Warhol’s French Look

The French Look, blotted line drawing by Andy Warhol, 1950

 
 

The French Look is one of many shoe illustrations Andy Warhol created using a special type of line drawing known as the blotted line technique. Warhol first experimented with blotted line while still a college student at Carnegie Institute of Technology. When asked in 1978 how he got the idea, he responded, “Well, it was just that I didn’t like the way I drew. I guess we had to do an ink blot or something, and then I realized you can do an ink blot and do that kind of look, and then it would look printed somehow.” Warhol continued to craft this technique in his commercial work in New York City throughout the 1950s. Blotted line enabled him to create a variety of illustrations along a similar theme. This type of production allowed him to bring multiple ideas to clients and increase the odds one of his drawings would be chosen for the final advertisement.

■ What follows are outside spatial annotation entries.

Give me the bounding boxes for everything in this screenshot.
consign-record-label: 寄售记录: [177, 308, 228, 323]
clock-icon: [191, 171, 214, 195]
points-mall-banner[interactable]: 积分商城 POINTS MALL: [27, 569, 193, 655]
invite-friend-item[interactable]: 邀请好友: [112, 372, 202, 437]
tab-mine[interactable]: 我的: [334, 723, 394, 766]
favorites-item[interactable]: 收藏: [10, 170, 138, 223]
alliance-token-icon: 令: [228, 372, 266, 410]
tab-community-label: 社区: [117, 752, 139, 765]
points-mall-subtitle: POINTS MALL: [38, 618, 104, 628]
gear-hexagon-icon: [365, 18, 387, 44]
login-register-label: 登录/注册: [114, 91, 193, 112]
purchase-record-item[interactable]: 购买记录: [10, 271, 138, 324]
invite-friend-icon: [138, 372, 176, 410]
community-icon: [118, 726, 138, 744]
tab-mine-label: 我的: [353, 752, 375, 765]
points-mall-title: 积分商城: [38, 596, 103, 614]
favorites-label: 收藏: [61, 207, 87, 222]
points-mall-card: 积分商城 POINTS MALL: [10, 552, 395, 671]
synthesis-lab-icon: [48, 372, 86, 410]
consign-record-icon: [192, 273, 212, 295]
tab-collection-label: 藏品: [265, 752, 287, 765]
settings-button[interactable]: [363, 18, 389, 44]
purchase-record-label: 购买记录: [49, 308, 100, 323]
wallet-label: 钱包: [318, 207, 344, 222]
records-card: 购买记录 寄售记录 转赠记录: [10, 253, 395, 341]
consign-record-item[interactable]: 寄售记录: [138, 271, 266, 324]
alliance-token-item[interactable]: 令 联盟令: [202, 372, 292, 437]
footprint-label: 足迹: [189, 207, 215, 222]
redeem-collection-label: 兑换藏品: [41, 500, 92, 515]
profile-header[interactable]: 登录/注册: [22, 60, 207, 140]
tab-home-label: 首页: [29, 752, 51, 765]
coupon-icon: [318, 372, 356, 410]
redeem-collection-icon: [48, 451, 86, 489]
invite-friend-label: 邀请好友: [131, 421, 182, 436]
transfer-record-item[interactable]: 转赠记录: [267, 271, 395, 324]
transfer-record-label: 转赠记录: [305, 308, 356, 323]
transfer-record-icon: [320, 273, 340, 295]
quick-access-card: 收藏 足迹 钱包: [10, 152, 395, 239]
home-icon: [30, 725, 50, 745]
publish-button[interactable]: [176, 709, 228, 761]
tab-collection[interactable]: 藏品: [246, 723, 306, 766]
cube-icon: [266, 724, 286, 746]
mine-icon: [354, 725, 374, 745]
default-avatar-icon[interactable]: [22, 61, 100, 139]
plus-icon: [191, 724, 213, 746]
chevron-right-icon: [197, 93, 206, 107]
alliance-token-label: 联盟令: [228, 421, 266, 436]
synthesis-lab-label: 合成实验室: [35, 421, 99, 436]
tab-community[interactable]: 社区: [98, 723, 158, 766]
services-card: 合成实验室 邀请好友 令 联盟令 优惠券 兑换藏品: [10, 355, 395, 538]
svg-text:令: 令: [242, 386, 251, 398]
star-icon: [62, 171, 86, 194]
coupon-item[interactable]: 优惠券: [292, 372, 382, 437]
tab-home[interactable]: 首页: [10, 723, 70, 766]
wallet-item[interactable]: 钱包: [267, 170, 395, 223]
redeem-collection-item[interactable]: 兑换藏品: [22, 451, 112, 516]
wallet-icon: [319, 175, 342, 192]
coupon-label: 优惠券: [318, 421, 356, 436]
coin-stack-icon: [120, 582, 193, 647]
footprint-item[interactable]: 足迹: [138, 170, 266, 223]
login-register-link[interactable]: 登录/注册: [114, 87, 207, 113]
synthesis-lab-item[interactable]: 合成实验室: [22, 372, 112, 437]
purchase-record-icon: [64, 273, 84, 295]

Blotted line combines drawing with very basic printmaking. Warhol began by copying a line drawing on a piece of non-absorbent paper, such as tracing paper. Next he hinged this piece of paper to a second sheet of more absorbent paper by taping their edges together on one side. With an old fountain pen, Warhol inked over a small section of the drawn lines then transferred the ink onto the second sheet by folding along the hinge and lightly pressing or “blotting” the two papers together. Larger drawings were made in sections. Completing a large blotted line drawing could take quite a bit of time and multiple pressings. The process resulted in the dotted, broken, and delicate lines that are characteristic of Warhol’s illustrations. Warhol often colored his blotted line drawings with watercolor dyes or applied gold leaf.

Vito Giallo, who was hired as Warhol’s first commercial art assistant in 1953, later described how Warhol achieved the blotted line effect.

Vito Giallo:
“I was working in an advertising agency where they used his [Warhol’s] work and everybody in the studio, and it was a very good studio, couldn’t figure out how he did the blotted line… So not until I worked for him did I discover [how he did it] – and it was extremely simple – he just took a piece of Strathmore paper and folded it in half and on the left he would do the pencil drawing and then take pen and ink – india ink – and then slowly go over the line and blot it over and then go back and forth to get a perfect register. And so, in the end, we would have the copy more or less and then the original we would tear off and throw away.”